Beneath our feet, a little-known ecosystem thrives in total darkness, representing nearly a third of the Earth’s biomass. How do these life forms manage to survive without light, in environments that are often poor in resources? A recent study carried out in Yellowstone Park provides an unexpected element of answer: small earthquakes could act as real revitalizers for these hidden communities.

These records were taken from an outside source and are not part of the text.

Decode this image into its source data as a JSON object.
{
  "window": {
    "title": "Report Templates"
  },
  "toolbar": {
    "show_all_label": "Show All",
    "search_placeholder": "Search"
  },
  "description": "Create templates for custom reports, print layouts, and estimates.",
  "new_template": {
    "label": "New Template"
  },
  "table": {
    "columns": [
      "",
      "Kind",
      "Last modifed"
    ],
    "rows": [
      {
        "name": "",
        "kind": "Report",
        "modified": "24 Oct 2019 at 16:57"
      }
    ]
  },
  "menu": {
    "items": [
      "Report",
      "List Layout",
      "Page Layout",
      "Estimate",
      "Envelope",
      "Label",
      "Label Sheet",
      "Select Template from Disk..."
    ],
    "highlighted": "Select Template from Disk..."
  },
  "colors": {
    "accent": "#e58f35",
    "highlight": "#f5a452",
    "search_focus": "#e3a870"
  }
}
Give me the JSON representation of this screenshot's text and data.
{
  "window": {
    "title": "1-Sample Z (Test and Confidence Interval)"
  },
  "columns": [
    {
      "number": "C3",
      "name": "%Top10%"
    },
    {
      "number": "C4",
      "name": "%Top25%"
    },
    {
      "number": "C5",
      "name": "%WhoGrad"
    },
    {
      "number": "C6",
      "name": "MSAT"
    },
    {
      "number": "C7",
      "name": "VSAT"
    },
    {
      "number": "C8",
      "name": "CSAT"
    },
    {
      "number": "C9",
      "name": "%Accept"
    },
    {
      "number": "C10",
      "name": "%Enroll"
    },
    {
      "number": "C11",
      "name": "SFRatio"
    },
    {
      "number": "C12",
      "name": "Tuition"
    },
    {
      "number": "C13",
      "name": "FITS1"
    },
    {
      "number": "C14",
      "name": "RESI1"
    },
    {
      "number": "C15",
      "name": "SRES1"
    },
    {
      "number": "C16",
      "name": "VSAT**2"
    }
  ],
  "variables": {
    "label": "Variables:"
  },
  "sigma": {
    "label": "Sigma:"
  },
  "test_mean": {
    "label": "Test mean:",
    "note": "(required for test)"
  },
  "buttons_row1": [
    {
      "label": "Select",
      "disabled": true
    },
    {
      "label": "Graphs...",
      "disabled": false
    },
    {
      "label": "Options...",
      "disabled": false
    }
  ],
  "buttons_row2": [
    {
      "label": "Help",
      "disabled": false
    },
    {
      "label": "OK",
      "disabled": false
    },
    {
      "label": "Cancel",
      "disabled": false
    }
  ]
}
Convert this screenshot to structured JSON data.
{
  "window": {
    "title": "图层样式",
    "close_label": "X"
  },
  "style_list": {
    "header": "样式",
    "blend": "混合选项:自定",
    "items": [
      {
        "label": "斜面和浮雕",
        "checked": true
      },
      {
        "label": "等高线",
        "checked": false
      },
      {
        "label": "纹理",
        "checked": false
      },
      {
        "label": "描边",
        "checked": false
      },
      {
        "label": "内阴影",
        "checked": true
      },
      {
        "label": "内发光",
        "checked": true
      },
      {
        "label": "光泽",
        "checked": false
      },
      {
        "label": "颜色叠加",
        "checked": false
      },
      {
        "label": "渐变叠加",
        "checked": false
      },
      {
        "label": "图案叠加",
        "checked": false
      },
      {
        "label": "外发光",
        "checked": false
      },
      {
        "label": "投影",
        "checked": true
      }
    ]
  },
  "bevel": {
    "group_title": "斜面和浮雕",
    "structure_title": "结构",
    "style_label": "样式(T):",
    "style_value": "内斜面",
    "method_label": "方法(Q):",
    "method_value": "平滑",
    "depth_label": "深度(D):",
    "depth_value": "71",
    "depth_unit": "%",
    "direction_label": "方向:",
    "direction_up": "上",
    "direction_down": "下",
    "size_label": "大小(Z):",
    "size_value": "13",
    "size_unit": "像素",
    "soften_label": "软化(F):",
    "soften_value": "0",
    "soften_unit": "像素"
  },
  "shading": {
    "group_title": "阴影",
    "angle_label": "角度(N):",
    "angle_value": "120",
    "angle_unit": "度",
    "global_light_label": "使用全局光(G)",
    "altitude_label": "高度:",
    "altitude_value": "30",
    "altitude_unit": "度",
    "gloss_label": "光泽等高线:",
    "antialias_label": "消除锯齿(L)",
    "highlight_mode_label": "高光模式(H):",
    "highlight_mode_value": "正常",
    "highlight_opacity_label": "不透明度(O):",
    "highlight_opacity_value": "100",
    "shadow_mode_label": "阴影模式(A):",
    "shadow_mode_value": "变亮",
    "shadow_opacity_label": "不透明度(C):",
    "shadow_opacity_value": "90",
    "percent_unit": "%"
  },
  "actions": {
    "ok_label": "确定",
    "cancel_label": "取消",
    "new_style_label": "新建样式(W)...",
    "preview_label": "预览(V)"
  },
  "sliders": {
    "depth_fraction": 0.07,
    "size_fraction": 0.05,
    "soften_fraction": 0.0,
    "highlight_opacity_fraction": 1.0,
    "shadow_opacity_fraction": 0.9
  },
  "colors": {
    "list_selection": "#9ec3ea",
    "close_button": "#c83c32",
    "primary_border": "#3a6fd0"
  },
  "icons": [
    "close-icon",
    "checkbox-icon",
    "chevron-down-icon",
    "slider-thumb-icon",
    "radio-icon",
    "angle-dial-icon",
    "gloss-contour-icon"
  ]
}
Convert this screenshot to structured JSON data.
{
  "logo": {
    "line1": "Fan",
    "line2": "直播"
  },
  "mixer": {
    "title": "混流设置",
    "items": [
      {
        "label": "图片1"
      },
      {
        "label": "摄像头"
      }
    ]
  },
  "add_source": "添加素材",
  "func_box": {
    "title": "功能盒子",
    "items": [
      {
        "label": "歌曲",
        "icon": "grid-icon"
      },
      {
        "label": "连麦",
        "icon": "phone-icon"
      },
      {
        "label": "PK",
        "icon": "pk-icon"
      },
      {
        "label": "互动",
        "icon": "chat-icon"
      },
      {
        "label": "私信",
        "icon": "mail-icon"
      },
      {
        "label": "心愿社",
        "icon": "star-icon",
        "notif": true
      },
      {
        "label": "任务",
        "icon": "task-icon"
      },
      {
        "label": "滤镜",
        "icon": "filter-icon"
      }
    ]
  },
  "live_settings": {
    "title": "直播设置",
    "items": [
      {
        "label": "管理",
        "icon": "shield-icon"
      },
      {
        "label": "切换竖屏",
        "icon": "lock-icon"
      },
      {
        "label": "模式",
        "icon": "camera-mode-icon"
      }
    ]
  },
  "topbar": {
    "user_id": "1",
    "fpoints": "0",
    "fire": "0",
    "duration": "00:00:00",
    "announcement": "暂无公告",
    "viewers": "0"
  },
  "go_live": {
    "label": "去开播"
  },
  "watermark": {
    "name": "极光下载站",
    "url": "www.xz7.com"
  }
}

A team of researchers examined the consequences of a series of earthquakes that occurred in 2021 in the volcanic field of the Yellowstone Plateau. They were interested in microorganisms living in deep aquifers, which normally rely on chemical reactions between water and rock to obtain their energy, a process explained in more detail at the end of the article. To observe the effects of earthquakes, water samples were taken at different times of the year.
When the ground shakes, rock layers crack and release fresh mineral surfaces. These movements also redistribute trapped fluids and open new flow paths for water. This physical shock then triggers a series of chemical reactions modifying the composition of the groundwater. Analyzes showed a notable increase in hydrogen, sulfides and dissolved organic carbon immediately after the earthquakes.
These geochemical changes have had a direct impact on microscopic life. Indeed, scientists noted an increase in the number of planktonic cells in the samples, indicating more intense biological activity. Microbial communities, usually stable in these isolated environments, showed significant changes in their composition over time. Thus, the kinetic energy of earthquakes appears to energize both the chemistry of the water and the organisms that live there.
This phenomenon could apply to many underground environments on Earth where seismic activity is common. By renewing sources of chemical energy at depth, earthquakes would help maintain hidden ecosystems on a global scale. According to the researchers, this discovery sheds light on survival mechanisms in the most inhospitable habitats on our planet.
The implications even go beyond the terrestrial framework, as developed below. On other rocky worlds like Mars, where water might exist beneath the surface, regular seismic activity could refresh the chemistry of aquifers and thus promote habitability for microorganisms. The processes observed in Yellowstone offer a model for considering the possibility of life in the depths of other celestial bodies. The results were published in the journal PNAS Nexus.
This study demonstrates that the interactions between geology and biology are more dynamic than previously thought. While earthquakes are often perceived as destructive events, they can actually breathe new vitality into Earth’s most discrete ecosystems. Understanding these links opens up perspectives for the study of life in extreme conditions, here and elsewhere.
Chemolithotrophy: the energy of rocks
Deep-sea microorganisms cannot use sunlight to produce energy, as plants do. They therefore developed other strategies, including chemolithotrophy. This process allows them to derive energy directly from chemical reactions involving minerals found in rocks. For example, some microbes oxidize hydrogen or sulfur compounds released during the weathering of minerals.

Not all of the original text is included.